Ao optar pela continuidade da forma Federativa do país, o constituinte assumiu uma grande tarefa: a de construir um ordenamento jurídico capaz de sustentar essa opção, ainda que já fosse o modelo adotado até então. Uma vez que falamos de uma constituição analítica, que desempenha, na esfera de forma de Estado e sua organização, papel de distribuição e delimitação de competências, há um alto grau de complexidade de desenvolver um sistema normativo que tenha rigidez o suficiente para assegurar a segurança institucional, mas ao mesmo tempo a flexibilidade para adaptar-se às mudanças que o tempo traz.

Se falamos de federação, falamos do conjunto de entes federados que gozam de autonomia em algumas esferas, como administrativa e legislativa. O assunto “Federação” é de tamanha importância que é tratado no caput do artigo 1º da Constituição, definindo o país como a união (necessário frisar que este termo “união” é de suma importância para preservar alguns princípios do federalismo, como por exemplo, o de autonomia) de Estados, Município e do Distrito Federal.  Para um ente federado exercer qualquer função que lhe tenha sido atribuída pela norma, ou discussão proposta pela doutrina, filosofia jurídica, ou qualquer fonte que vá debater o papel da administração pública, precisamos lhe fornecer os instrumentos necessários para prática, que grosso modo, são recursos financeiros. A forma de captação destes recursos mais usual é o tributo.

É na interseção desses assuntos que está nosso tema: qual mecanismo o constituinte criou para viabilizar a forma federativa através do tempo, preservando seus traços característicos, em principal a autonomia do ente federado, especificamente na questão de arrecadação de tributos?

O Título VI da Constituição trata exclusivamente de Tributação e Orçamento, iniciando seus capítulos com o Sistema Tributário Nacional. Além de instituir quais são os tipos de tributos no primeiro artigo do Título, 145, no seguinte a Constituição já nos traz uma das ferramentas de grande serventia para responder o questionamento anterior: a lei complementar. Aessa modalidade de norma foram atribuídas diversas funções no que diz respeito ao sistema tributário, como por exemplo, dispor de conflitos de competência entre os entes ou regular as limitações constitucionais ao poder de tributar. As seções III em diante desse capítulo atribuem as competências tributárias dos entes, sempre com uma menção ao que caberá à lei complementar regulamentar.

Uma vez que o Federalismo prega a idéia da manutenção da autonomia os entes federados, e que a lei complementar é de competência privativa do Congresso Nacional, o poder de dispor sobre todo o sistema tributário nacional não seria uma afronta à competência do ente de instituir “seu” tributo, nos que sejam de modalidade exclusiva?

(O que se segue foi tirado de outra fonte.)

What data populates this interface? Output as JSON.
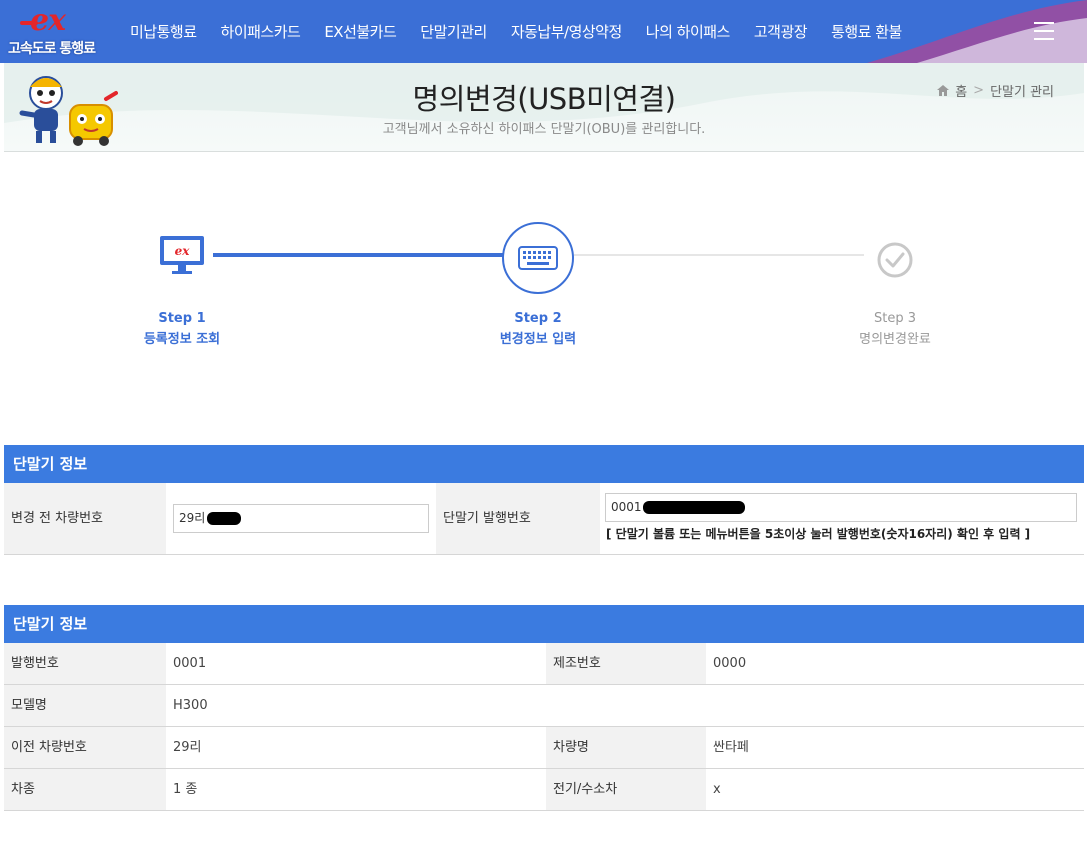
{
  "header": {
    "logo_main": "ex",
    "logo_text": "고속도로 통행료",
    "menu": [
      "미납통행료",
      "하이패스카드",
      "EX선불카드",
      "단말기관리",
      "자동납부/영상약정",
      "나의 하이패스",
      "고객광장",
      "통행료 환불"
    ]
  },
  "banner": {
    "title": "명의변경(USB미연결)",
    "subtitle": "고객님께서 소유하신 하이패스 단말기(OBU)를 관리합니다.",
    "breadcrumb_home": "홈",
    "breadcrumb_current": "단말기 관리"
  },
  "steps": [
    {
      "step": "Step 1",
      "label": "등록정보 조회",
      "state": "done"
    },
    {
      "step": "Step 2",
      "label": "변경정보 입력",
      "state": "current"
    },
    {
      "step": "Step 3",
      "label": "명의변경완료",
      "state": "pending"
    }
  ],
  "form_section": {
    "title": "단말기 정보",
    "prev_plate_label": "변경 전 차량번호",
    "prev_plate_value": "29리",
    "serial_label": "단말기 발행번호",
    "serial_value": "0001",
    "help": "[ 단말기 볼륨 또는 메뉴버튼을 5초이상 눌러 발행번호(숫자16자리) 확인 후 입력 ]"
  },
  "info_section": {
    "title": "단말기 정보",
    "rows": [
      {
        "label1": "발행번호",
        "value1": "0001",
        "label2": "제조번호",
        "value2": "0000"
      },
      {
        "label1": "모델명",
        "value1": "H300",
        "label2": "",
        "value2": ""
      },
      {
        "label1": "이전 차량번호",
        "value1": "29리",
        "label2": "차량명",
        "value2": "싼타페"
      },
      {
        "label1": "차종",
        "value1": "1 종",
        "label2": "전기/수소차",
        "value2": "x"
      }
    ]
  },
  "colors": {
    "primary": "#3b6fd6",
    "section_header": "#3b7be0",
    "logo_red": "#e3262b"
  }
}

A resposta para negar essa idéia é bem simples. O constituinte originário criou uma reserva de poder ao legislador futuro, a fim de garantir que, com o tempo, ele pudesse trabalhar em prol da coordenação dessas competências tributarias dos entes, pois mais importante que respeitar a autonomia dos entes federados, sem duvida, é manter a viabilidade e o funcionamento da federação.

Uma autonomia total e irrestrita poderia por em cheque essa forma de organização do Estado. É fácil perceber no atual modelo tributário, com a eclosão das famosas “guerras fiscais”, que sem mecanismos que possam harmonizar essa autonomia, o sistema tributário tende a se tornar cada vez mais complexo, menos organizado, e mais oneroso, não só para o contribuinte, mas para a própria administração pública.